Pasta With Fresh Artichokes
1 box good whole-wheat spaghetti*
2-a gazillion cloves garlic, crushed and chunked
4-5 medium or 2-3 large fresh artichokes, prepared (instructions below)
Handful fresh parsley
2 fresh lemons
½-1 cup vegetable stock or pasta cooking water
1) Prepare the artichokes. This is the hardest part of this recipe, and the only real work. Set up a bowl of ice water and squeeze the juice of half a lemon into it. Cut the stem off the artichoke (if you are willing to take the extra time, take a good peeler and peel the stem of the dark green until only the light green remains, toss the light green stick into the bowl.) Remove the leaves from the artichoke by working around it in concentric circles. Once you get toward the inside, cut off the top, cut in half, and then scrape out the choke and remove remaining leaves. Put the heart in the bowl, and continue with remaining artichokes. Set aside. (the lemon water keeps them a pretty green).
2) Chop garlic and parsley, and start the pasta to boil.
3) Put a large pan over medium heat, add oil. Drain the artichokes, dry carefully (water in oil spits) and then chop into bite-sized chunks. Sauté until there is a nice dark glaze on them.
4) Add the garlic, salt and pepper, and a dash of butter and cook until you can smell the garlic and everything is good and hot. Add broth or water, scrape to deglaze the pan, and cover to let steam, 7-10 minutes.
5) Check the artichokes for doneness.
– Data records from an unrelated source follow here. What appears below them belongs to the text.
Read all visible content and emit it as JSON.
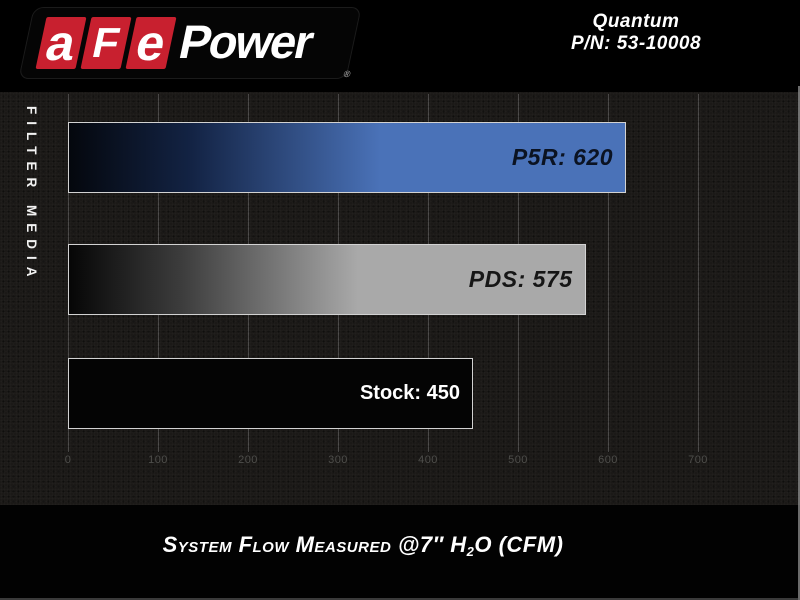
{
  "brand": {
    "letter_a": "a",
    "letter_f": "F",
    "letter_e": "e",
    "power": "Power",
    "registered": "®",
    "red": "#c8202f"
  },
  "header": {
    "product_name": "Quantum",
    "part_number": "P/N: 53-10008"
  },
  "chart_data": {
    "type": "bar",
    "orientation": "horizontal",
    "xlabel": "System Flow Measured @7″ H2O (CFM)",
    "ylabel": "FILTER MEDIA",
    "xlim": [
      0,
      700
    ],
    "xticks": [
      0,
      100,
      200,
      300,
      400,
      500,
      600,
      700
    ],
    "grid": true,
    "categories": [
      "P5R",
      "PDS",
      "Stock"
    ],
    "values": [
      620,
      575,
      450
    ],
    "series": [
      {
        "name": "P5R",
        "value": 620,
        "label": "P5R: 620",
        "gradient": true,
        "bar_start_color": "#04070d",
        "bar_mid_color": "#132344",
        "bar_end_color": "#4a72b8",
        "label_color": "#0b1322",
        "label_style": "techno"
      },
      {
        "name": "PDS",
        "value": 575,
        "label": "PDS: 575",
        "gradient": true,
        "bar_start_color": "#060606",
        "bar_mid_color": "#3d3d3d",
        "bar_end_color": "#a9a9a9",
        "label_color": "#161616",
        "label_style": "techno"
      },
      {
        "name": "Stock",
        "value": 450,
        "label": "Stock: 450",
        "gradient": false,
        "bar_start_color": "#040404",
        "bar_mid_color": "",
        "bar_end_color": "#070707",
        "label_color": "#ffffff",
        "label_style": "plain"
      }
    ]
  },
  "footer": {
    "caption_prefix": "System Flow Measured @7″ H",
    "caption_sub": "2",
    "caption_suffix": "O (CFM)"
  }
}
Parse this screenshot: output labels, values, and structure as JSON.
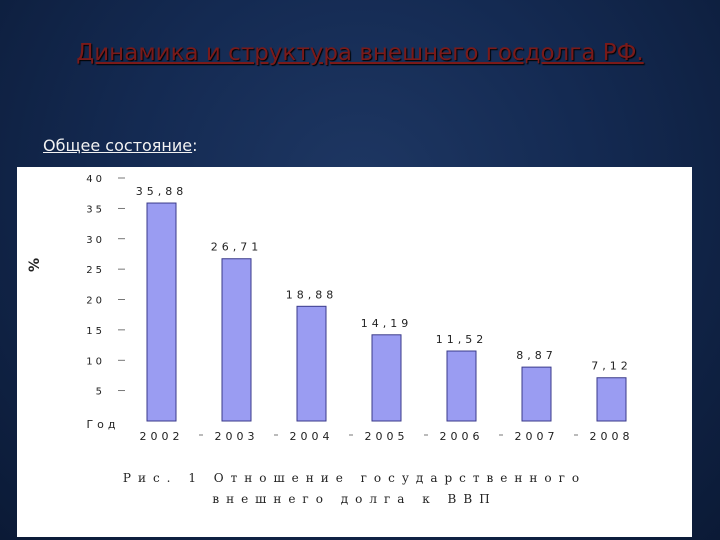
{
  "slide": {
    "title": "Динамика и структура внешнего госдолга РФ.",
    "subtitle": "Общее состояние",
    "subtitle_suffix": ":"
  },
  "chart_data": {
    "type": "bar",
    "categories": [
      "2002",
      "2003",
      "2004",
      "2005",
      "2006",
      "2007",
      "2008"
    ],
    "values": [
      35.88,
      26.71,
      18.88,
      14.19,
      11.52,
      8.87,
      7.12
    ],
    "value_labels": [
      "35,88",
      "26,71",
      "18,88",
      "14,19",
      "11,52",
      "8,87",
      "7,12"
    ],
    "ylabel": "%",
    "xlabel": "Год",
    "ylim": [
      0,
      40
    ],
    "yticks": [
      40,
      35,
      30,
      25,
      20,
      15,
      10,
      5
    ],
    "grid": false,
    "bar_color": "#9a9cf2",
    "caption_line1": "Рис. 1  Отношение государственного",
    "caption_line2": "внешнего долга к ВВП"
  },
  "colors": {
    "title": "#7a1a1a",
    "background": "#142a52",
    "bar_fill": "#9a9cf2"
  }
}
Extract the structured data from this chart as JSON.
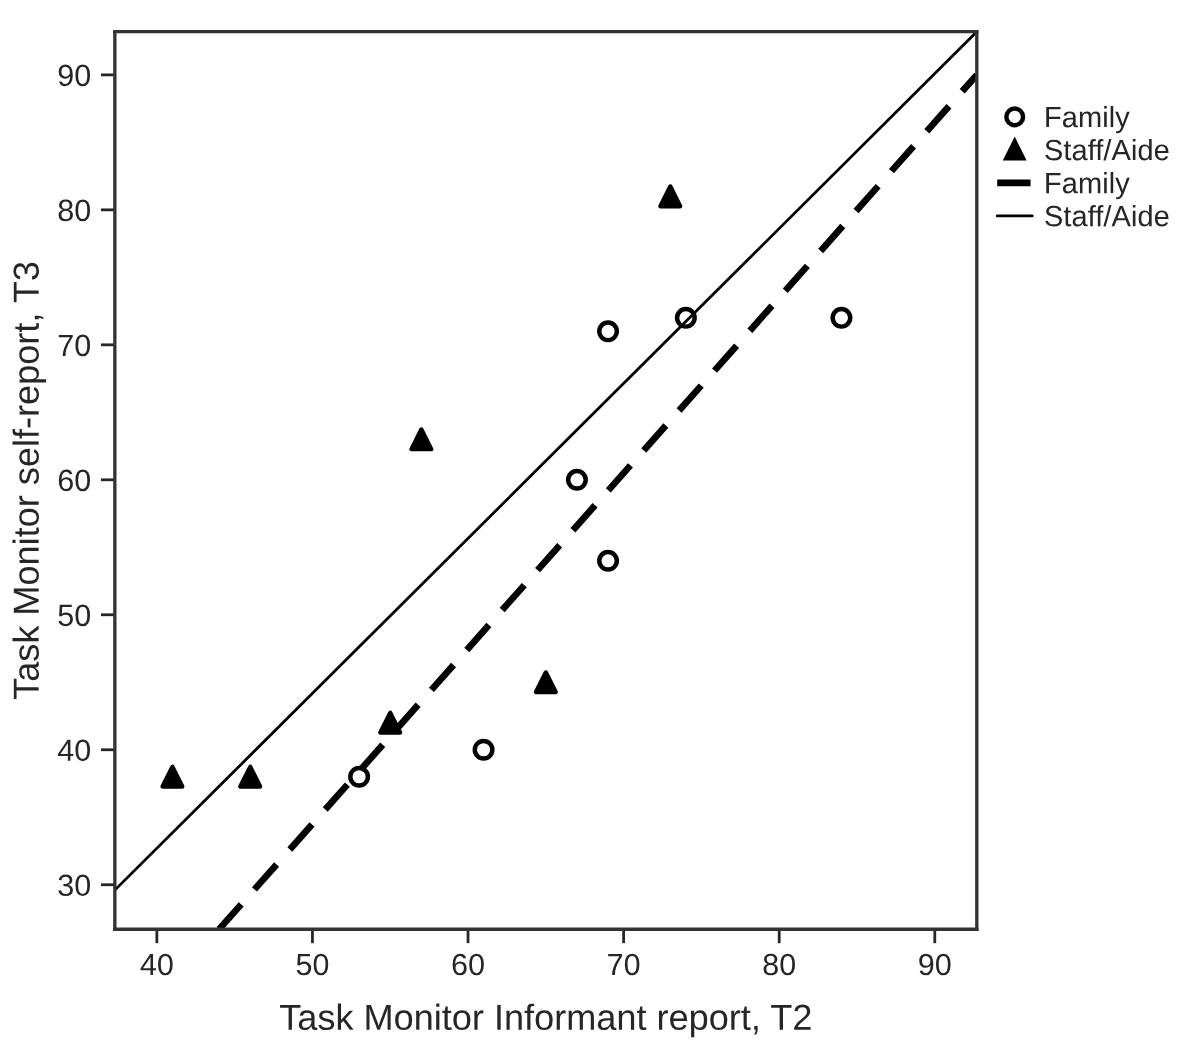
{
  "chart_data": {
    "type": "scatter",
    "xlabel": "Task Monitor Informant report, T2",
    "ylabel": "Task Monitor self-report, T3",
    "xlim": [
      37.3,
      92.7
    ],
    "ylim": [
      26.7,
      93.2
    ],
    "xticks": [
      40,
      50,
      60,
      70,
      80,
      90
    ],
    "yticks": [
      30,
      40,
      50,
      60,
      70,
      80,
      90
    ],
    "grid": false,
    "legend": "right",
    "series": [
      {
        "name": "Family",
        "marker": "circle",
        "color": "#000000",
        "x": [
          53,
          61,
          67,
          69,
          69,
          74,
          84
        ],
        "values": [
          38,
          40,
          60,
          71,
          54,
          72,
          72
        ]
      },
      {
        "name": "Staff/Aide",
        "marker": "triangle",
        "color": "#000000",
        "x": [
          41,
          46,
          55,
          57,
          65,
          73
        ],
        "values": [
          38,
          38,
          42,
          63,
          45,
          81
        ]
      },
      {
        "name": "Family",
        "type": "line",
        "line_style": "dashed",
        "color": "#000000",
        "x": [
          44,
          92.7
        ],
        "values": [
          26.7,
          90
        ]
      },
      {
        "name": "Staff/Aide",
        "type": "line",
        "line_style": "solid",
        "color": "#000000",
        "x": [
          37.3,
          92.7
        ],
        "values": [
          29.6,
          93.2
        ]
      }
    ]
  }
}
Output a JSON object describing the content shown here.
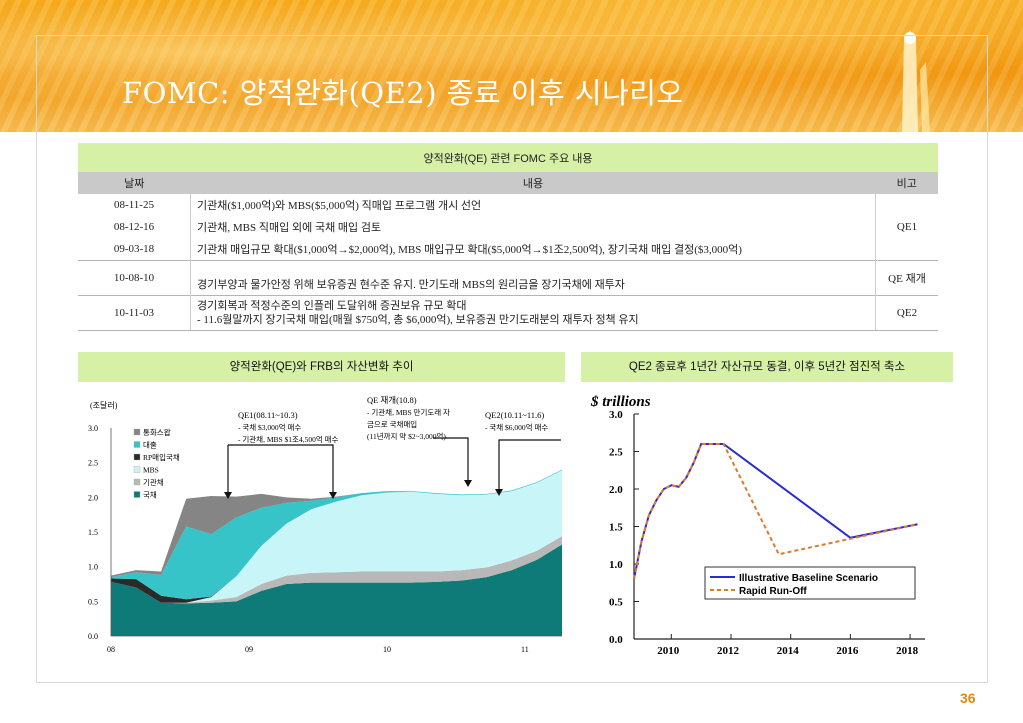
{
  "title": "FOMC: 양적완화(QE2) 종료 이후 시나리오",
  "table": {
    "caption": "양적완화(QE) 관련 FOMC 주요 내용",
    "headers": [
      "날짜",
      "내용",
      "비고"
    ],
    "rows": [
      {
        "date": "08-11-25",
        "content": "기관채($1,000억)와 MBS($5,000억) 직매입 프로그램 개시 선언"
      },
      {
        "date": "08-12-16",
        "content": "기관채, MBS 직매입 외에 국채 매입 검토"
      },
      {
        "date": "09-03-18",
        "content": "기관채 매입규모 확대($1,000억→$2,000억), MBS 매입규모 확대($5,000억→$1조2,500억), 장기국채 매입 결정($3,000억)"
      },
      {
        "date": "10-08-10",
        "content": "경기부양과 물가안정 위해 보유증권 현수준 유지.  만기도래 MBS의 원리금을 장기국채에 재투자",
        "note": "QE 재개"
      },
      {
        "date": "10-11-03",
        "content_1": "경기회복과 적정수준의 인플레 도달위해 증권보유 규모 확대",
        "content_2": "- 11.6월말까지 장기국채 매입(매월 $750억, 총 $6,000억),  보유증권 만기도래분의 재투자 정책 유지",
        "note": "QE2"
      }
    ],
    "group_note": "QE1"
  },
  "left_chart": {
    "caption": "양적완화(QE)와 FRB의 자산변화 추이",
    "unit": "(조달러)",
    "y_ticks": [
      "3.0",
      "2.5",
      "2.0",
      "1.5",
      "1.0",
      "0.5",
      "0.0"
    ],
    "x_ticks": [
      "08",
      "09",
      "10",
      "11"
    ],
    "legend": [
      "통화스왑",
      "대출",
      "RP매입국채",
      "MBS",
      "기관채",
      "국채"
    ],
    "ann_qe1_title": "QE1(08.11~10.3)",
    "ann_qe1_l1": "- 국채 $3,000억 매수",
    "ann_qe1_l2": "- 기관채, MBS $1조4,500억 매수",
    "ann_qe_title": "QE 재개(10.8)",
    "ann_qe_l1": "- 기관채, MBS 만기도래 자",
    "ann_qe_l2": "금으로 국채매입",
    "ann_qe_l3": "(11년까지 약 $2~3,000억)",
    "ann_qe2_title": "QE2(10.11~11.6)",
    "ann_qe2_l1": "- 국채 $6,000억 매수"
  },
  "right_chart": {
    "caption": "QE2 종료후 1년간 자산규모 동결, 이후 5년간 점진적 축소",
    "unit_label": "$ trillions",
    "y_ticks": [
      "3.0",
      "2.5",
      "2.0",
      "1.5",
      "1.0",
      "0.5",
      "0.0"
    ],
    "x_ticks": [
      "2010",
      "2012",
      "2014",
      "2016",
      "2018"
    ],
    "legend": [
      "Illustrative Baseline Scenario",
      "Rapid Run-Off"
    ],
    "colors": {
      "baseline": "#2b2bd6",
      "runoff": "#e07a2a"
    }
  },
  "chart_data": [
    {
      "type": "area",
      "title": "양적완화(QE)와 FRB의 자산변화 추이",
      "ylabel": "(조달러)",
      "ylim": [
        0,
        3.0
      ],
      "x": [
        "08.01",
        "08.05",
        "08.09",
        "08.11",
        "09.01",
        "09.03",
        "09.05",
        "09.07",
        "09.09",
        "09.11",
        "10.01",
        "10.03",
        "10.05",
        "10.07",
        "10.09",
        "10.11",
        "11.01",
        "11.03",
        "11.05"
      ],
      "series": [
        {
          "name": "국채",
          "values": [
            0.78,
            0.7,
            0.48,
            0.47,
            0.48,
            0.5,
            0.65,
            0.75,
            0.77,
            0.77,
            0.77,
            0.77,
            0.77,
            0.78,
            0.8,
            0.85,
            0.95,
            1.1,
            1.32
          ]
        },
        {
          "name": "기관채",
          "values": [
            0,
            0,
            0,
            0.01,
            0.03,
            0.06,
            0.1,
            0.12,
            0.14,
            0.15,
            0.16,
            0.16,
            0.16,
            0.15,
            0.15,
            0.14,
            0.14,
            0.13,
            0.12
          ]
        },
        {
          "name": "MBS",
          "values": [
            0,
            0,
            0,
            0,
            0.05,
            0.3,
            0.55,
            0.75,
            0.92,
            1.02,
            1.1,
            1.14,
            1.15,
            1.12,
            1.08,
            1.05,
            1.0,
            0.98,
            0.95
          ]
        },
        {
          "name": "RP매입국채",
          "values": [
            0.05,
            0.12,
            0.1,
            0.05,
            0.01,
            0,
            0,
            0,
            0,
            0,
            0,
            0,
            0,
            0,
            0,
            0,
            0,
            0,
            0
          ]
        },
        {
          "name": "대출",
          "values": [
            0.02,
            0.1,
            0.3,
            1.05,
            0.9,
            0.85,
            0.55,
            0.3,
            0.12,
            0.06,
            0.03,
            0.02,
            0.01,
            0.01,
            0.01,
            0.01,
            0.01,
            0.01,
            0.01
          ]
        },
        {
          "name": "통화스왑",
          "values": [
            0.02,
            0.03,
            0.05,
            0.4,
            0.55,
            0.3,
            0.2,
            0.08,
            0.03,
            0.01,
            0,
            0,
            0,
            0,
            0,
            0,
            0,
            0,
            0
          ]
        }
      ]
    },
    {
      "type": "line",
      "title": "",
      "ylabel": "$ trillions",
      "ylim": [
        0,
        3.0
      ],
      "xlim": [
        2008.75,
        2018.5
      ],
      "series": [
        {
          "name": "Illustrative Baseline Scenario",
          "x": [
            2008.75,
            2009.0,
            2009.25,
            2009.5,
            2009.75,
            2010.0,
            2010.25,
            2010.5,
            2010.75,
            2011.0,
            2011.5,
            2011.75,
            2016.0,
            2018.25
          ],
          "y": [
            0.8,
            1.3,
            1.65,
            1.85,
            2.0,
            2.05,
            2.03,
            2.15,
            2.35,
            2.6,
            2.6,
            2.6,
            1.35,
            1.53
          ]
        },
        {
          "name": "Rapid Run-Off",
          "x": [
            2008.75,
            2009.0,
            2009.25,
            2009.5,
            2009.75,
            2010.0,
            2010.25,
            2010.5,
            2010.75,
            2011.0,
            2011.5,
            2011.75,
            2013.6,
            2018.25
          ],
          "y": [
            0.8,
            1.3,
            1.65,
            1.85,
            2.0,
            2.05,
            2.03,
            2.15,
            2.35,
            2.6,
            2.6,
            2.6,
            1.13,
            1.53
          ]
        }
      ]
    }
  ],
  "page_number": "36"
}
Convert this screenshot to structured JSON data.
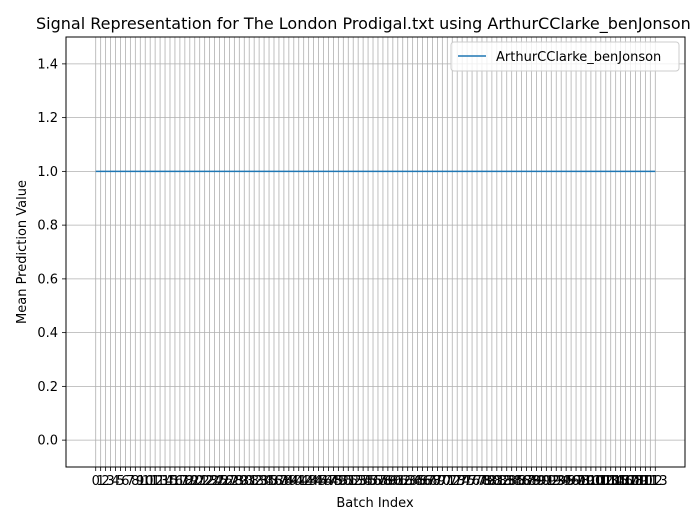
{
  "chart_data": {
    "type": "line",
    "title": "Signal Representation for The London Prodigal.txt using ArthurCClarke_benJonson",
    "xlabel": "Batch Index",
    "ylabel": "Mean Prediction Value",
    "x_ticks": [
      "0",
      "1",
      "2",
      "3",
      "4",
      "5",
      "6",
      "7",
      "8",
      "9",
      "10",
      "11",
      "12",
      "13",
      "14",
      "15",
      "16",
      "17",
      "18",
      "19",
      "20",
      "21",
      "22",
      "23",
      "24",
      "25",
      "26",
      "27",
      "28",
      "29",
      "30",
      "31",
      "32",
      "33",
      "34",
      "35",
      "36",
      "37",
      "38",
      "39",
      "40",
      "41",
      "42",
      "43",
      "44",
      "45",
      "46",
      "47",
      "48",
      "49",
      "50",
      "51",
      "52",
      "53",
      "54",
      "55",
      "56",
      "57",
      "58",
      "59",
      "60",
      "61",
      "62",
      "63",
      "64",
      "65",
      "66",
      "67",
      "68",
      "69",
      "70",
      "71",
      "72",
      "73",
      "74",
      "75",
      "76",
      "77",
      "78",
      "79",
      "80",
      "81",
      "82",
      "83",
      "84",
      "85",
      "86",
      "87",
      "88",
      "89",
      "90",
      "91",
      "92",
      "93",
      "94",
      "95",
      "96",
      "97",
      "98",
      "99",
      "100",
      "101",
      "102",
      "103",
      "104",
      "105",
      "106",
      "107",
      "108",
      "109",
      "110",
      "111",
      "112",
      "113"
    ],
    "y_ticks": [
      "0.0",
      "0.2",
      "0.4",
      "0.6",
      "0.8",
      "1.0",
      "1.2",
      "1.4"
    ],
    "xlim": [
      -6,
      119
    ],
    "ylim": [
      -0.1,
      1.5
    ],
    "grid": true,
    "legend_position": "top-right",
    "series": [
      {
        "name": "ArthurCClarke_benJonson",
        "color": "#1f77b4",
        "x_start": 0,
        "x_end": 113,
        "value": 1.0
      }
    ]
  }
}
They should be fork-tender, but not mushy. I like them with a bit of crunch. When they seem done to you, add the juice of one, to one-and-a-half lemons, add parsley and a thumb-sized chunk of butter. Toss.
6) Drain pasta, reserving a bit of cooking liquid, put back in the cooking pan, put artichoke mixture over, toss to mix. Serve with fresh parmesan cheese.
*Whole wheat pasta can be gummy and is not always the best flavor for a particular sauce. This recipe is actually best with whole-wheat, it compliments the artichoke beautifully.